Release Info: 2001 - Extremities - Full Length 
Band Info: USA - 1994 - Death Metal
Bewertung: 6


Songs:

1. Bleeding Profusely
2. Morbid Overgrowth
3. Stripped To The Bone
4. Fucking The Viscara
5. Voracious
6. The Essence Of Putrascence
7. Post Coital Truncation
8. Severed Ecstasy
9. Lesbian Stool Orgy
10. Fisticunt
11. Disembodied

Aus der Sicht eines Death-Metal-Fans ist Gorgasms „Bleeding Profusely“ ein weiteres Album, das sich im Death-Metal-Genre eher an anderen orientiert. Das Material ist weder innovativ noch besonders eingängig oder herausragend … aber man kann es trotzdem irgendwie mögen. Eintönigkeit ist bei den meisten Death-Metal-Fans nicht unbedingt verpönt – andererseits ist es harte Arbeit, als Death-Metal-Band herauszustechen, wenn Millionen mittelmäßiger Bands das Gleiche auf einem niedrigeren Niveau machen und es irgendwie schaffen, den Markt zu überschwemmen. Also, das ist wieder so eine dieser Bands, die sich im Mainstream wiederfinden … so gut kann es ja nicht sein. Oft würde man das annehmen, aber hier sehe ich das anders.

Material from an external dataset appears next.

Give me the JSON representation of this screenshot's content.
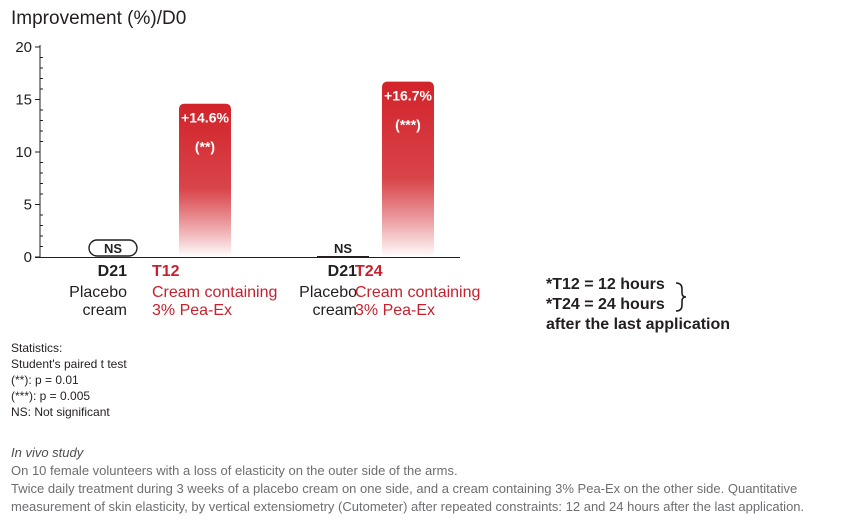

Ohne jegliche Subtilität und mit kurzen, prägnanten Songs (23 Minuten lassen sofort erkennen, dass es sich hier nicht um ein langatmiges Epos handelt) kommen Gorgasm direkt zur Sache – gnadenlose Brutalität. Gorgasm machen Musik, ohne mit eingängigen Rhythmen zu locken und zu erwarten, dass die Hörer sofort darauf anspringen. Und tatsächlich funktioniert es. Klar, wir wissen alle, dass Death Metal aus Thrash entstanden ist, und dieses Album beweist es eindrucksvoll, auch wenn Thrash-Riffs im Allgemeinen harmloser sind als alles, was man im Death Metal findet. Hier kommt purer, beschleunigter Death Metal daher, mit einer Ladung wuchtiger Blastbeats und rasantem Gitarrenspiel, das einen fast bereuen lässt, sich das überhaupt angehört zu haben. Die zwar komplexen, aber dennoch effektiven Gitarrenriffs sind die eigentlichen Ohrwürmer des Albums, wie so oft bei Death-Metal-Veröffentlichungen – direkt aufs Ganze gehen, ohne Rücksicht auf die breite Masse.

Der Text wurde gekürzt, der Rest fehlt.